RR: In my experience, the pandemic and the following months of digitalization generated a lot of data that we needed to be equipped to analyze properly. At Stendhal, we invested heavily in analytics, which we continue to strengthen by using information from audits and the CRN. As a result, we now have a growing database that will enable us to use robots and, in the near future, AI technology to make more personalized calls to physicians. This individualized approach is the future, and we are actively working towards it rather than relying on generic promotions.
During the pandemic, we diversified how we approached our physicians and used marketing tools, but the level of adoption did not increase as much as we expected. In fact, in Mexico, it almost returned to how it was before the pandemic. We invested a lot in this; it remains to be seen if we are getting the return on investment or sustainability we had hoped for. However, we learned a lot from the data we collected and processed during this time, which allowed us to make different decisions in the future. We are starting to use this valuable learning, particularly in the primary care business, where we compete with companies with far more sales representatives than we do. Our multichannel approach is still effective, but we are fine-tuning it by delivering personalized messages to physicians rather than just using tools to approach them. We have learned much from the pandemic and can use this knowledge to improve our approach.
EF: From your perspective, what will be the key driving factors for innovation in Mexico?
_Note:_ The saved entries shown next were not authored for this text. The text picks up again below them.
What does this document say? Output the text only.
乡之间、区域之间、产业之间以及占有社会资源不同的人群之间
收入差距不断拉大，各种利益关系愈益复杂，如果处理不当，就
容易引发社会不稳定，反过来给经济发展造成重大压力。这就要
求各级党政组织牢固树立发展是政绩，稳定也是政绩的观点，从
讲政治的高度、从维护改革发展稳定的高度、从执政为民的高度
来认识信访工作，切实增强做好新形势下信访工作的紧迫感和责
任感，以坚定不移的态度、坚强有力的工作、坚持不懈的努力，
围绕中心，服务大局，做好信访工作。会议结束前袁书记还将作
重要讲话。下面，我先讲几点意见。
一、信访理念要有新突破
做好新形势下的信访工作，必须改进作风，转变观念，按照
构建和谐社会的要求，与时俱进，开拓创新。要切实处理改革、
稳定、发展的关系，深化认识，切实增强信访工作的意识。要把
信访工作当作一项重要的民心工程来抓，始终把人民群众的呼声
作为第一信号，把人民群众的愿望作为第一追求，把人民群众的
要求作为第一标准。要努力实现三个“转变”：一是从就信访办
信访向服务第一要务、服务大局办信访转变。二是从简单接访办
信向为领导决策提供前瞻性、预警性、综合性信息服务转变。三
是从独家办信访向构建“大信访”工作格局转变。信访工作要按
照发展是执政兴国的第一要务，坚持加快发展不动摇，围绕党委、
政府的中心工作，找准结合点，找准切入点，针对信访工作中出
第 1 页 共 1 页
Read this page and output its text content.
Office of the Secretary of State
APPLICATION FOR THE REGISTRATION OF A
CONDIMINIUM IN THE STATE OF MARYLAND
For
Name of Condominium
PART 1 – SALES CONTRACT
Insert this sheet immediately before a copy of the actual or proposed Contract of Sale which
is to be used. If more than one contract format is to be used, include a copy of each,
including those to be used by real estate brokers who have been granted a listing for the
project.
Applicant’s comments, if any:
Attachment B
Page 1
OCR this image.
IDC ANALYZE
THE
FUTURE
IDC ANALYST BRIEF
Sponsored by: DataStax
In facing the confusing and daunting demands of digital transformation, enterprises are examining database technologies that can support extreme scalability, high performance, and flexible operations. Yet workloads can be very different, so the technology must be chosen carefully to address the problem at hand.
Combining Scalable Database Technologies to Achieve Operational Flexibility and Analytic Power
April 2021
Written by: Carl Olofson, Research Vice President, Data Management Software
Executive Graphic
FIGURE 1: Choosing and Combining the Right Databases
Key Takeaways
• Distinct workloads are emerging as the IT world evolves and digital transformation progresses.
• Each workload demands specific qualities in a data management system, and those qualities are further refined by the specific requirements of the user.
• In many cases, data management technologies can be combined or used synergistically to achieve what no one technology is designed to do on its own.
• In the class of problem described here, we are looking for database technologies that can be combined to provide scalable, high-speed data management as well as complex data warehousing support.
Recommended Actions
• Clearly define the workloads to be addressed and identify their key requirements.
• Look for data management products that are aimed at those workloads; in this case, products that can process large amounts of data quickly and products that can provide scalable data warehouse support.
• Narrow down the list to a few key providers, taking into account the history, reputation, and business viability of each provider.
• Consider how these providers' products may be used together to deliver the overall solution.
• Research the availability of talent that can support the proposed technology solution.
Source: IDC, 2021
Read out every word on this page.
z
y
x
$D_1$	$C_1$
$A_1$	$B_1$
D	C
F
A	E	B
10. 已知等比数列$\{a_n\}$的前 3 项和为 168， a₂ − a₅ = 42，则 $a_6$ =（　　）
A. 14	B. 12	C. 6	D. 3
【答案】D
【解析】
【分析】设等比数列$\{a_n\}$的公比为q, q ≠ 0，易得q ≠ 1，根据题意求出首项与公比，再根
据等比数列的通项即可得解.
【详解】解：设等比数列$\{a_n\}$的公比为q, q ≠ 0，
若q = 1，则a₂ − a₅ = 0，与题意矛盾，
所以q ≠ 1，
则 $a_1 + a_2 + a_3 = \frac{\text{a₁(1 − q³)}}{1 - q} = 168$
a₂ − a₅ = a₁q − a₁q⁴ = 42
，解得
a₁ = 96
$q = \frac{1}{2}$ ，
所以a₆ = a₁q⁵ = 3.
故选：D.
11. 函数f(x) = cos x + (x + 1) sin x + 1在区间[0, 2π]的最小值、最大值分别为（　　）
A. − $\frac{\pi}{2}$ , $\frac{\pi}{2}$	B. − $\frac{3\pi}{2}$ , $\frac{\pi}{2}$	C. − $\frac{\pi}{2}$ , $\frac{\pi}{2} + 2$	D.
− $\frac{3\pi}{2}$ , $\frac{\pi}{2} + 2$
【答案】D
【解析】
RR: The drive for innovation in the healthcare industry should come from the needs of patients, physicians, and even the government. Finding common ground between these sectors is crucial in delivering innovation to those who need it most. The current dialogue between these sectors must be reversed as it could be more effective in driving innovation. The industry has a pipeline for innovation, but willingness from other sectors to invest in innovation is also necessary to change people's lives. Even though the pandemic has shown us how innovation can save lives, we are yet to fully appreciate this fact as we took the availability of the vaccine for granted without analyzing what happened. We need to put everyone in the same direction to be able to align everything and bring innovation to our country's healthcare industry.
EF: How can we advance innovation in Latin America?
RR: To enhance innovation in Latin America, we need to concentrate on building bridges. We must focus on financing innovative start-ups with promising products in phases one and two of clinical trials. However, as an investor, it is important to bear in mind that many of these companies might not go to market, but that is the essence of investing. This is a limiting factor of innovation, which we must address as a unified sector.
EF: When celebrating Stendhal’s anniversary next year, what message would you like to send?
RR: The main message we want to convey is that we are the right partner to provide innovation to patients across all of Latin America despite the challenges posed by working with different governments and guidelines. Our business model is well suited to delivering that innovation. We do not need to reinvent the wheel. We have the right gloves to play in that ring and provide benefits to potential patients. Our 20th anniversary is actually this year; we started operations in 2003 with our first HIV business unit.
EF: If you had to create a roadmap to the future of healthcare, what would your key pillar be?
RR: We must genuinely put the patient at the center of everything we do. It is easy to say that the patient comes first, but our actions should align with our words. We should continue to engage and bring together all stakeholders involved, such as the government, associations, physicians, and patients, to collectively work towards achieving this goal.